The Data Encryption Standard (DES) was developed in the 1970s by the National Bureau of Standards with the help of the National Security Agency. Its purpose is to provide a standard method for protecting sensitive commercial and unclassified data. IBM created the first draft of the algorithm, calling it LUCIFER. DES officially became a federal standard in November of 1976.
Figure 5: DES Block Diagram
Fundamentally DES performs only two operations on its input, bit shifting, and bit substitution. The key controls exactly how this process works. By doing these operations repeatedly and in a non-linear manner you end up with a result which can not be used to retrieve the original without the key. Those familiar with chaos theory should see a great deal of similarity to what DES does. By applying relatively simple operations repeatedly a system can achieve a state of near total randomness.
DES works on 64 bits of data at a time. Each 64 bits of data is iterated on from 1 to 16 times (16 is the DES standard). For each iteration a 48 bit subset of the 56 bit key is fed into the encryption block represented by the dashed rectangle above. Decryption is the inverse of the encryption process. The "F" module shown in the diagram is the heart of DES. It actually consists of several different transforms and non-linear substitutions. Consult one of the references in the bibliography for details.

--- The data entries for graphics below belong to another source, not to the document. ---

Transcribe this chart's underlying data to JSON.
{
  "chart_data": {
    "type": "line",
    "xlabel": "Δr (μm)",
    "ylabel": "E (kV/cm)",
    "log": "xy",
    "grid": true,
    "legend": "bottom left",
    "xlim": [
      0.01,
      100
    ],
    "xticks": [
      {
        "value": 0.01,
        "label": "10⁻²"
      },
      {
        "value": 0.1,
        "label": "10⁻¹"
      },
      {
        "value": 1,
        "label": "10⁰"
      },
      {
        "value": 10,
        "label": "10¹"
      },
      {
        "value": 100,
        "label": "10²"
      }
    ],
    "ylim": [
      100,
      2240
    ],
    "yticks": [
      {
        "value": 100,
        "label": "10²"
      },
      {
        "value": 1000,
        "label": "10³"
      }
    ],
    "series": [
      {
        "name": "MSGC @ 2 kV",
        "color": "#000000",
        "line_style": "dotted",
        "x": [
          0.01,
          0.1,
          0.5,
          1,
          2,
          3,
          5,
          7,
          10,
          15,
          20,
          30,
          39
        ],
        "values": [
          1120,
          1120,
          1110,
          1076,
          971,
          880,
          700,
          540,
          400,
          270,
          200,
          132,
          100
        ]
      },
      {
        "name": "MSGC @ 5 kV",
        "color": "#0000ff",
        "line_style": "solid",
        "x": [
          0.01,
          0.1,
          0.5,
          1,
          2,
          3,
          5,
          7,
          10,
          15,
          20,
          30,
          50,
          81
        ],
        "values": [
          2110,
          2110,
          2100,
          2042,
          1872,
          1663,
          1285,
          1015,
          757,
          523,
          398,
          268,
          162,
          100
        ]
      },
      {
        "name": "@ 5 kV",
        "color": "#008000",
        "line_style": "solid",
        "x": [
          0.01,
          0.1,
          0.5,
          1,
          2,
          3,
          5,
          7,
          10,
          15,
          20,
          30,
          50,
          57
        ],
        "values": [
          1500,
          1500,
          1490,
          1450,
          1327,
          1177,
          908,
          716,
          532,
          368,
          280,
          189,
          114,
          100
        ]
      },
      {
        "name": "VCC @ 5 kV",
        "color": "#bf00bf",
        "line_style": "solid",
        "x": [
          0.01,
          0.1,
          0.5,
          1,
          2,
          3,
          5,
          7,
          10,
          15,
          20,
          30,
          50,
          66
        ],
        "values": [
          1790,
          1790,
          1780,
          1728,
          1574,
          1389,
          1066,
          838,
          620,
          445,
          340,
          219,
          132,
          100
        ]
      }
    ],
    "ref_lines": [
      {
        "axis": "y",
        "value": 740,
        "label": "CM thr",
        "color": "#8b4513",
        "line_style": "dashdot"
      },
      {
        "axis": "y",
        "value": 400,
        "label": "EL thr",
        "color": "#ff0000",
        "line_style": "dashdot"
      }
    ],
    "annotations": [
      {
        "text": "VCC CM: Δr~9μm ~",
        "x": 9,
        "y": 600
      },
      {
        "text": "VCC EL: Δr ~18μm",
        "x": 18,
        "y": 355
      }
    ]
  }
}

The limited DES mode available in the freeware version of Enigma modifies the DES standard in two ways. First of all, a 32 bit key is used instead of 56 bits [note: 32 bits, NOT 28 bits]. Secondly the data is iterated on only 4 times instead of 16. These changes reduce the computational complexity of the algorithm by at least 2^26 times. Nevertheless a naive user would still have to guess on average 2 billion times before the correct key was determined. However, by using only 4 iterations over the F module there are known attacks better than brute force which could be used for a more sophisticated attack.
The full DES version of Enigma takes the basic DES algorithm one step further by adding what is known as cipher block chaining. Without modification the standard DES algorithm encrypts data in 64 bit blocks independent of their context. Cipher block chaining increases security by exclusive ORing the previous 64 bit block with the current 64 bit block. This makes the encrypted value of a block context dependent, making it much more difficult to decipher. [Note this capability is only implemented in full DES versions of Enigma starting with version 2.3.]
Users of Enigma will most likely be subject to ciphertext only attacks. That is an attack in which the cryptographer has access only to encrypted documents. Under such conditions there is no known method of attack better than randomly guessing keys. This discussion assumes you meet this condition.
The limited DES version of Enigma has 2^32 or 4,294,967,296 possible keys. The full DES version of Enigma has 2^56 or 72,057,594,037,900,000 possible keys. To determine the time it will take to break a file protected by Enigma multiply the number of keys by the time it takes your computer to try one key (times one half because on average you will guess the key by the time you have tried half the keys).
For comparison I have done some rough (but conservative) calculations. Using brute force a Mac LC-II can break into a file protected by the free version of Enigma in about 1 day of non-stop computing. It would take that same Mac almost a million years to break into the same file protected by the full DES version. Equivalent numbers for a single Cray super computer (estimate somewhat rougher) would be about 10 minutes versus 3,000 years.
Because the NSA was involved in the development of DES there has been a constant concern there is a back door. Here DES's greatest weakness that it was developed almost 20 years ago is a strength. In those 20 years no one has ever described a way to break DES except by brute force (ciphertext ONLY attacks). Concerns about DES's weakness are centered solely on how fast it will take a computer to try those 72 quintillion possible combinations. Massively parallel computers are a significant threat because each processor can be assigned a small piece of the total problem. Nevertheless even the most optimistic estimates place the cost of a theoretical DES breaking machine into the several millions of dollars range. This is not to say that no one can read a message protected by DES. If the NSA decides they need to read your document, they will.
It is easy to be paranoid when it comes to encryption, but keep this in mind. It is in the US Governments interest to provide a good encryption standard. If the NSA could read industrial and technology secrets protected by DES than so could the KGB. It is my opinion that DES was designed to balance the competing interests of a government reading its citizens secrets and being sure that no other government could read them. I believe that this resulted in an algorithm of very high security, but one that can be broken through brute force by a truly massive assault. The inevitable march of technology has slowly eroded the amount of technological know-how needed to break DES but the hurdle remains high for the next decade or two.